A more fleshed out method description is in the [manuscript](https://arxiv.org/abs/2009.02654). 

### Model inputs
Our method takes three time series as input: daily new tests, case counts, and deaths. However, we find daily resolution to be too noisy due to delay in testing reports, weekend effect, etc. So we aggregated/binned the three types of counts in 3 day intervals. These aggregated time series are shown below.

```{r model-inputs, cache=TRUE}
multi_chain_stem_fit$data %>% 
  dplyr::select(-start_date, -time) %>% 
  pivot_longer(-end_date) %>% 
  mutate(name = str_to_title(name)) %>% 
  mutate(name = fct_relevel(name, c("Tests", "Cases", "Deaths"))) %>% 
  ggplot(aes(end_date, value)) +
  geom_line(size=1) +
  geom_point(size=3) +
  facet_wrap(. ~ name, scales = "free_y") +
  xlab("Date") +
  ylab("Count") +
  scale_y_continuous(labels = comma) + 
  ggtitle("Orange County, CA data", subtitle = "Counts binned into 3 day periods") +
  scale_x_date(breaks=c("10 day"), date_labels = "%b %d", ) +
  theme(strip.text = element_text(size = 20))
```

### Model structure
We assume that all individuals in Orange County, CA can be split into 6 compartments: S = susceptible individuals, E = infected, but not yet infectious individuals, $\text{I}_\text{e}$ = individuals at early stages of infection, $\text{I}_\text{p}$ = individuals at progressed stages of infection (assumed 20% less infectious than individuals at the early infection stage), R = recovered individuals, D = individuals who died due to COVID-19. Possible progressions of an individual through the above compartments are depicted in the diagram below.  

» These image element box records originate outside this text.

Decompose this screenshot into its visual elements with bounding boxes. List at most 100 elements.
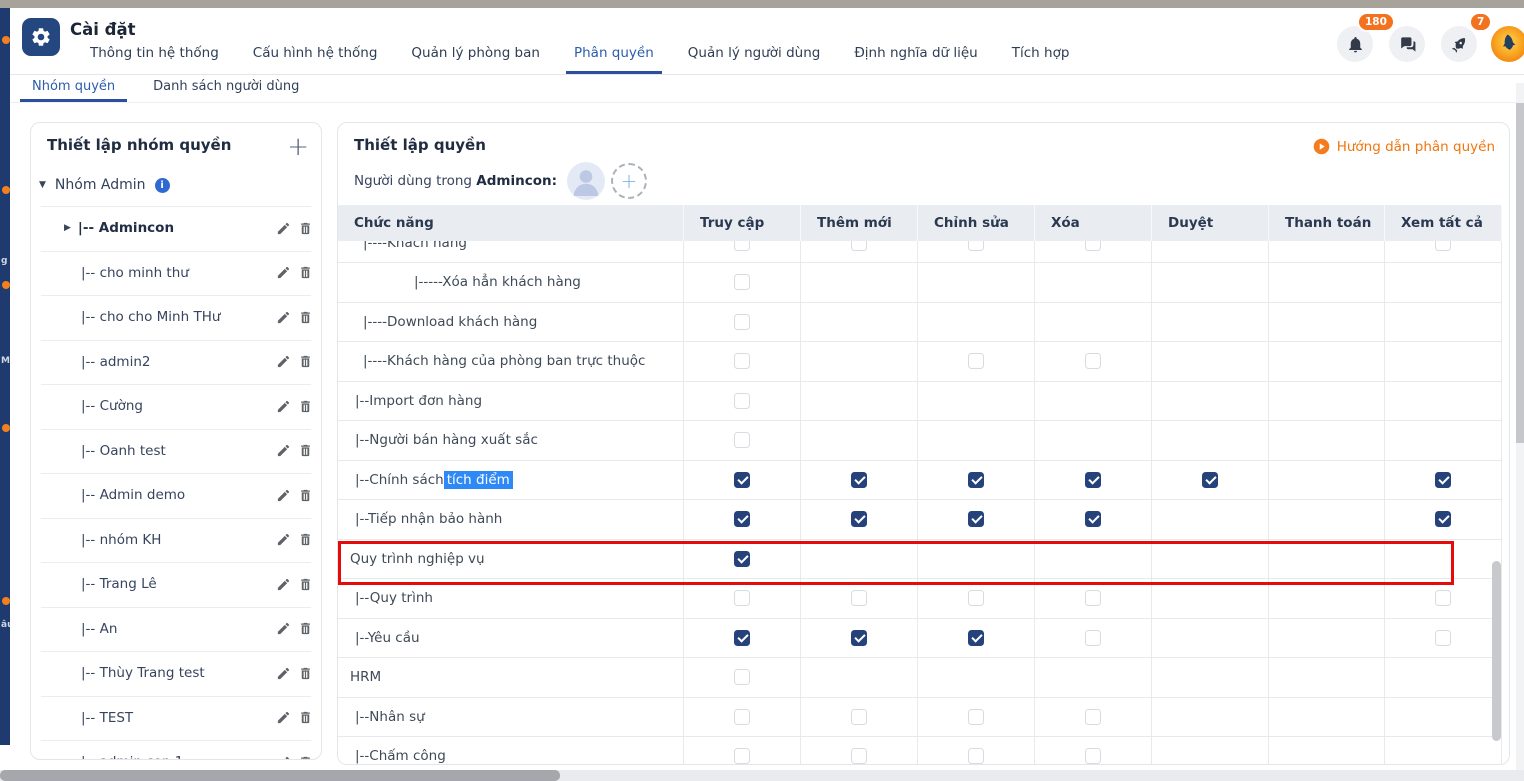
checkbox-them-moi[interactable] [851,472,867,488]
table-row[interactable]: |--Yêu cầu [338,619,1502,659]
checkbox-chinh-sua[interactable] [968,709,984,725]
edit-pencil-icon[interactable] [276,221,291,236]
add-user-button[interactable]: + [611,163,647,199]
checkbox-them-moi[interactable] [851,748,867,764]
caret-right-icon[interactable]: ▶ [64,223,71,233]
delete-trash-icon[interactable] [298,577,313,592]
checkbox-truy-cap[interactable] [734,551,750,567]
checkbox-them-moi[interactable] [851,709,867,725]
delete-trash-icon[interactable] [298,443,313,458]
group-root-nhom-admin[interactable]: ▼ Nhóm Admin i [31,158,321,206]
edit-pencil-icon[interactable] [276,532,291,547]
checkbox-xem-tat-ca[interactable] [1435,511,1451,527]
checkbox-truy-cap[interactable] [734,630,750,646]
checkbox-truy-cap[interactable] [734,590,750,606]
checkbox-truy-cap[interactable] [734,393,750,409]
delete-trash-icon[interactable] [298,399,313,414]
checkbox-xoa[interactable] [1085,353,1101,369]
edit-pencil-icon[interactable] [276,577,291,592]
edit-pencil-icon[interactable] [276,443,291,458]
chat-icon[interactable] [1389,26,1425,62]
checkbox-chinh-sua[interactable] [968,590,984,606]
table-row[interactable]: |----Download khách hàng [338,303,1502,343]
delete-trash-icon[interactable] [298,532,313,547]
table-row[interactable]: |--Chấm công [338,737,1502,764]
checkbox-truy-cap[interactable] [734,432,750,448]
table-row[interactable]: |--Import đơn hàng [338,382,1502,422]
checkbox-xem-tat-ca[interactable] [1435,630,1451,646]
edit-pencil-icon[interactable] [276,354,291,369]
subtab-nhóm-quyền[interactable]: Nhóm quyền [28,79,119,102]
tab-phân-quyền[interactable]: Phân quyền [572,45,656,74]
table-row[interactable]: |--Nhân sự [338,698,1502,738]
checkbox-them-moi[interactable] [851,511,867,527]
table-vertical-scrollbar[interactable] [1492,561,1501,741]
checkbox-xem-tat-ca[interactable] [1435,472,1451,488]
tab-tích-hợp[interactable]: Tích hợp [1010,45,1072,74]
checkbox-xoa[interactable] [1085,630,1101,646]
checkbox-truy-cap[interactable] [734,353,750,369]
group-item[interactable]: |-- Trang Lê [31,562,321,607]
checkbox-chinh-sua[interactable] [968,748,984,764]
group-item[interactable]: |-- An [31,607,321,652]
group-item[interactable]: |-- Admin demo [31,473,321,518]
user-avatar[interactable] [1491,26,1524,62]
subtab-danh-sách-người-dùng[interactable]: Danh sách người dùng [149,79,303,102]
checkbox-truy-cap[interactable] [734,709,750,725]
checkbox-xoa[interactable] [1085,709,1101,725]
delete-trash-icon[interactable] [298,265,313,280]
edit-pencil-icon[interactable] [276,710,291,725]
table-row[interactable]: HRM [338,658,1502,698]
page-vertical-scrollbar[interactable] [1516,83,1524,770]
checkbox-xoa[interactable] [1085,511,1101,527]
edit-pencil-icon[interactable] [276,755,291,760]
table-row[interactable]: |--Quy trình [338,579,1502,619]
checkbox-truy-cap[interactable] [734,511,750,527]
delete-trash-icon[interactable] [298,354,313,369]
group-item[interactable]: |-- Cường [31,384,321,429]
checkbox-them-moi[interactable] [851,590,867,606]
table-row[interactable]: |-----Xóa hẳn khách hàng [338,263,1502,303]
edit-pencil-icon[interactable] [276,265,291,280]
table-row[interactable]: |----Khách hàng của phòng ban trực thuộc [338,342,1502,382]
checkbox-them-moi[interactable] [851,630,867,646]
checkbox-truy-cap[interactable] [734,274,750,290]
group-item[interactable]: |-- admin con 1 [31,740,321,760]
tab-định-nghĩa-dữ-liệu[interactable]: Định nghĩa dữ liệu [852,45,979,74]
group-item[interactable]: ▶|-- Admincon [31,206,321,251]
table-row[interactable]: Quy trình nghiệp vụ [338,540,1502,580]
group-item[interactable]: |-- Thùy Trang test [31,651,321,696]
info-icon[interactable]: i [155,178,170,193]
group-item[interactable]: |-- cho cho Minh THư [31,295,321,340]
checkbox-chinh-sua[interactable] [968,353,984,369]
table-row[interactable]: |--Chính sách tích điểm [338,461,1502,501]
checkbox-truy-cap[interactable] [734,314,750,330]
edit-pencil-icon[interactable] [276,621,291,636]
checkbox-truy-cap[interactable] [734,669,750,685]
checkbox-xoa[interactable] [1085,590,1101,606]
table-row[interactable]: |--Tiếp nhận bảo hành [338,500,1502,540]
edit-pencil-icon[interactable] [276,399,291,414]
checkbox-duyet[interactable] [1202,472,1218,488]
edit-pencil-icon[interactable] [276,666,291,681]
permission-guide-link[interactable]: Hướng dẫn phân quyền [1313,138,1495,155]
group-user-avatar[interactable] [567,162,605,200]
checkbox-truy-cap[interactable] [734,472,750,488]
page-horizontal-scrollbar[interactable] [0,770,1524,781]
checkbox-xoa[interactable] [1085,472,1101,488]
delete-trash-icon[interactable] [298,488,313,503]
tab-quản-lý-người-dùng[interactable]: Quản lý người dùng [686,45,823,74]
rocket-icon[interactable] [1441,26,1477,62]
scrollbar-thumb[interactable] [1516,103,1524,443]
group-item[interactable]: |-- cho minh thư [31,251,321,296]
checkbox-xem-tat-ca[interactable] [1435,590,1451,606]
delete-trash-icon[interactable] [298,621,313,636]
caret-down-icon[interactable]: ▼ [39,180,46,190]
group-item[interactable]: |-- nhóm KH [31,518,321,563]
group-item[interactable]: |-- admin2 [31,340,321,385]
group-item[interactable]: |-- Oanh test [31,429,321,474]
scrollbar-thumb[interactable] [0,770,560,781]
edit-pencil-icon[interactable] [276,310,291,325]
tab-cấu-hình-hệ-thống[interactable]: Cấu hình hệ thống [251,45,380,74]
delete-trash-icon[interactable] [298,666,313,681]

```{r Model Structure, out.width = "60%"}
knitr::include_graphics("assets/model_figure.svg", error=FALSE)
```

Mathematically, we assume that dynamics of the proportions of individuals in each compartment follow a set of ordinary differential equations corresponding to the above diagram. These equations are controlled by the following parameters: 

- Basic reproductive number ($R_0$)
- mean duration of the latent period
- mean duration of the early infection period
- mean duration of the progressed infection period
- probability of transitioning from progressed infection to death, rather than to recovery (i.e., IFR)

We fit this model to data by assuming that case counts are noisy realizations of the actual number of individuals progressing from $\text{I}_\text{e}$ compartment to $\text{I}_\text{p}$ compartment. 
Similarly we assume that observed deaths are noisy realizations of the actual number of individuals progressing from $\text{I}_\text{p}$ compartment to $\text{D}$ compartment. 
*A priori*, we assume that death counts are significantly less noisy than case counts.
We use a Bayesian estimation framework, which means that all estimated quantities receive credible intervals (e.g., 80% or 95% credible intervals). 
Width of these credible intervals encode the amount of uncertainty that we have in the estimated quantities.